Während der Anfang des Films soziale Zustände anprangert,
wandelt sich die Handlung bald zum Erweckungsdrama, in dem
sich
die Läuterung des Protagonisten durch bombastische Klänge
und die biblisch angehauchten, langen Einstellungen
deutlich von
der ersten Hälfte absetzt. Gerade die verklärende
Inszenierung
der Miriam als Madonna ist ein Beispiel für Übereifrigkeit
in der Verwendung von Symbolen, wie man sie eher in einem
italienischen
Papstfilm á la "Johannes
XXIII." erwartet.
Durchweg
gelungen ist hingegen die Besetzung. Regisseur Gavin Hood
("A
Reasonable Man") suchte gezielt nach Laiendarstellern für
"Tsotsi" und fand besonders mit dem Hauptdarsteller
Presley
Chweneyagae ein Juwel. Chweneyagaes Leistung ist nicht zu
unterschätzen,
da er mit wenigen Worten, doch meist nur mit Gestik und
Mimik die
Wandlung Tsotsis glaubwürdig porträtiert.

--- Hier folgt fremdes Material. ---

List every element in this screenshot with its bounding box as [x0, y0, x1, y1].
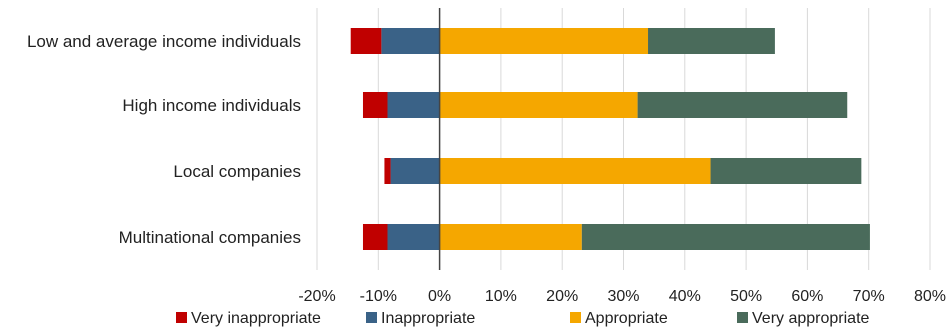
category-label: Multinational companies — [119, 228, 301, 247]
legend-label: Very appropriate — [752, 310, 870, 327]
x-axis-ticks-layer: -20% -10% 0% 10% 20% 30% 40% 50% 60% 70% 80% — [298, 288, 946, 305]
category-labels-layer: Low and average income individuals High i… — [27, 32, 301, 247]
legend-label: Appropriate — [585, 310, 668, 327]
x-tick-label: -20% — [298, 288, 335, 305]
bar-inappropriate-1 — [387, 92, 440, 118]
bar-very-appropriate-3 — [581, 224, 870, 250]
x-tick-label: -10% — [360, 288, 397, 305]
legend-swatch — [570, 312, 581, 323]
legend-label: Very inappropriate — [191, 310, 321, 327]
x-tick-label: 20% — [546, 288, 578, 305]
bar-inappropriate-3 — [387, 224, 440, 250]
legend-swatch — [737, 312, 748, 323]
legend-item-very-inappropriate: Very inappropriate — [176, 310, 321, 327]
legend-swatch — [176, 312, 187, 323]
bar-very-inappropriate-3 — [362, 224, 388, 250]
x-tick-label: 10% — [485, 288, 517, 305]
bars-layer — [350, 28, 870, 250]
legend-item-inappropriate: Inappropriate — [366, 310, 475, 327]
bar-very-appropriate-2 — [710, 158, 862, 184]
category-label: High income individuals — [122, 96, 301, 115]
bar-very-inappropriate-1 — [362, 92, 388, 118]
x-tick-label: 80% — [914, 288, 946, 305]
category-label: Low and average income individuals — [27, 32, 301, 51]
bar-appropriate-1 — [439, 92, 638, 118]
legend: Very inappropriate Inappropriate Appropria… — [176, 310, 870, 327]
bar-very-appropriate-0 — [648, 28, 775, 54]
legend-swatch — [366, 312, 377, 323]
legend-item-appropriate: Appropriate — [570, 310, 668, 327]
x-tick-label: 60% — [791, 288, 823, 305]
x-tick-label: 40% — [669, 288, 701, 305]
x-tick-label: 70% — [853, 288, 885, 305]
bar-inappropriate-2 — [390, 158, 440, 184]
legend-item-very-appropriate: Very appropriate — [737, 310, 870, 327]
category-label: Local companies — [173, 162, 301, 181]
x-tick-label: 30% — [607, 288, 639, 305]
bar-very-inappropriate-0 — [350, 28, 382, 54]
bar-inappropriate-0 — [381, 28, 440, 54]
legend-label: Inappropriate — [381, 310, 475, 327]
bar-very-appropriate-1 — [637, 92, 848, 118]
bar-appropriate-3 — [439, 224, 582, 250]
bar-appropriate-2 — [439, 158, 711, 184]
bar-appropriate-0 — [439, 28, 649, 54]
bar-very-inappropriate-2 — [384, 158, 391, 184]
x-tick-label: 50% — [730, 288, 762, 305]
x-tick-label: 0% — [428, 288, 451, 305]
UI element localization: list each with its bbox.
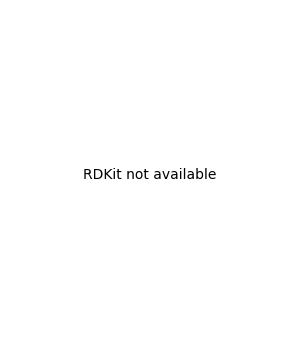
Text: RDKit not available: RDKit not available — [83, 168, 216, 182]
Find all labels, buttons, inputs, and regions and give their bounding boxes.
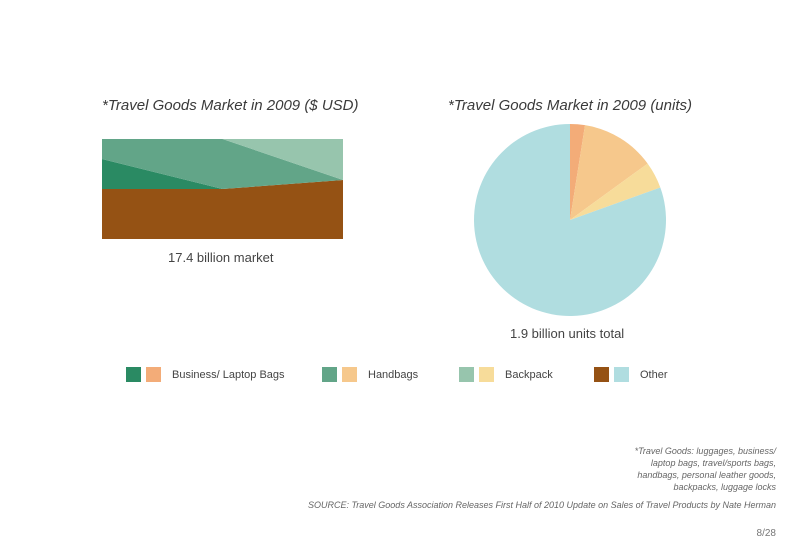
footnote-line: *Travel Goods: luggages, business/	[634, 446, 776, 456]
area-series-handbags	[102, 139, 343, 189]
footnote: *Travel Goods: luggages, business/ lapto…	[606, 445, 776, 493]
legend-swatch-usd	[126, 367, 141, 382]
legend-swatch-units	[146, 367, 161, 382]
pie-slice-handbags	[570, 125, 648, 220]
legend-swatch-units	[614, 367, 629, 382]
legend-item-backpack: Backpack	[459, 367, 553, 382]
legend-item-business: Business/ Laptop Bags	[126, 367, 285, 382]
legend-swatch-usd	[594, 367, 609, 382]
area-series-other	[102, 180, 343, 239]
legend-swatch-usd	[459, 367, 474, 382]
area-series-backpack	[102, 139, 343, 180]
pie-slice-backpack	[570, 163, 661, 220]
units-pie-chart	[474, 124, 666, 316]
legend-label: Backpack	[505, 368, 553, 381]
pie-slice-business-laptop-bags	[570, 124, 586, 220]
usd-chart-title: *Travel Goods Market in 2009 ($ USD)	[102, 97, 359, 114]
usd-area-chart	[102, 139, 343, 239]
page-number: 8/28	[756, 528, 776, 539]
footnote-line: backpacks, luggage locks	[673, 482, 776, 492]
legend-label: Business/ Laptop Bags	[172, 368, 285, 381]
pie-slice-other	[474, 124, 666, 316]
legend-label: Handbags	[368, 368, 419, 381]
legend-swatch-usd	[322, 367, 337, 382]
legend-swatch-units	[342, 367, 357, 382]
footnote-line: laptop bags, travel/sports bags,	[650, 458, 776, 468]
area-series-business-laptop-bags	[102, 159, 343, 189]
units-chart-caption: 1.9 billion units total	[510, 326, 625, 341]
legend-item-other: Other	[594, 367, 668, 382]
legend-label: Other	[640, 368, 668, 381]
legend-swatch-units	[479, 367, 494, 382]
source-note: SOURCE: Travel Goods Association Release…	[307, 500, 776, 510]
usd-chart-caption: 17.4 billion market	[168, 250, 274, 265]
footnote-line: handbags, personal leather goods,	[637, 470, 776, 480]
units-chart-title: *Travel Goods Market in 2009 (units)	[448, 97, 692, 114]
legend-item-handbags: Handbags	[322, 367, 418, 382]
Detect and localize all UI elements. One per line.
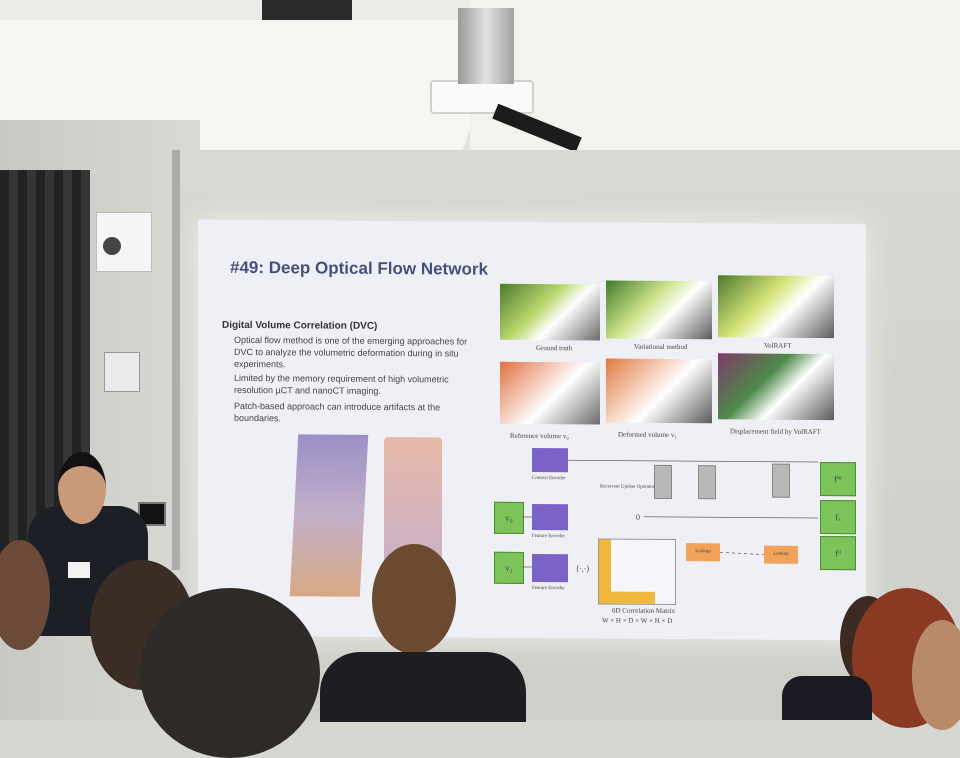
name-badge xyxy=(68,562,90,578)
audience-head-dark xyxy=(140,588,320,758)
air-vent xyxy=(430,80,534,114)
connector-lookup xyxy=(720,552,764,554)
speaker-cone-icon xyxy=(103,237,121,255)
vent-duct xyxy=(458,8,514,84)
projection-screen: #49: Deep Optical Flow Network Digital V… xyxy=(198,220,866,641)
ceiling-light-top xyxy=(262,0,352,20)
diagram-connectors xyxy=(198,220,866,641)
wall-speaker xyxy=(96,212,152,272)
audience-head-center xyxy=(372,544,456,654)
connector-context xyxy=(568,460,818,462)
audience-jacket-right xyxy=(782,676,872,720)
presenter-head xyxy=(58,452,106,524)
connector-flow xyxy=(644,517,818,518)
wall-camera xyxy=(104,352,140,392)
wall-pipe xyxy=(172,150,180,570)
audience-shirt-center xyxy=(320,652,526,722)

So ist "Tsotsi" ein visuell bestechender, eindrucksvoll
gespielter Film, der mit Klängen und Farben ein Bild von
den
Townships zeichnet, wie wir es bisher nicht gesehen haben.
Obwohl
das Werk mehrfach mit "City of God"
verglichen wurde, haben beide doch sehr unterschiedliche
Ansätze,
wenn es darum geht, die Charaktere in ihrer
tragisch-absurden Situation
zu zeigen. Tsotsis Läuterung durch das Baby, das er
aufnimmt,
und die verklärenden Bilder machen den südafrikanischen
Vertreter eindeutig kitschiger.
Es ist bitter, dass "City of God" keine einzige seiner
vier Oscar-Nominerungen vergolden konnte, doch 2004 war
leider das
Jahr des Herrn der Ringe. Dafür sahnte nun "Tsotsi"
die begehrte Trophäe ab, was mal wieder zeigt: Die
Oscar-Jury
mag es, wenn böse Charaktere am Ende gut sind und alle
glücklich
nach Hause gehen. "Tsotsi" war halt die sichere Wahl:
Ein bisschen harte soziale Realität, aber bloß nicht
zu aufdringlich; schöne Bilder, aber trotzdem "echt"
durch authentische Sprache, Musik und tolle
Laiendarsteller. Das
Leben kann auch schön sein - sogar in den Townships.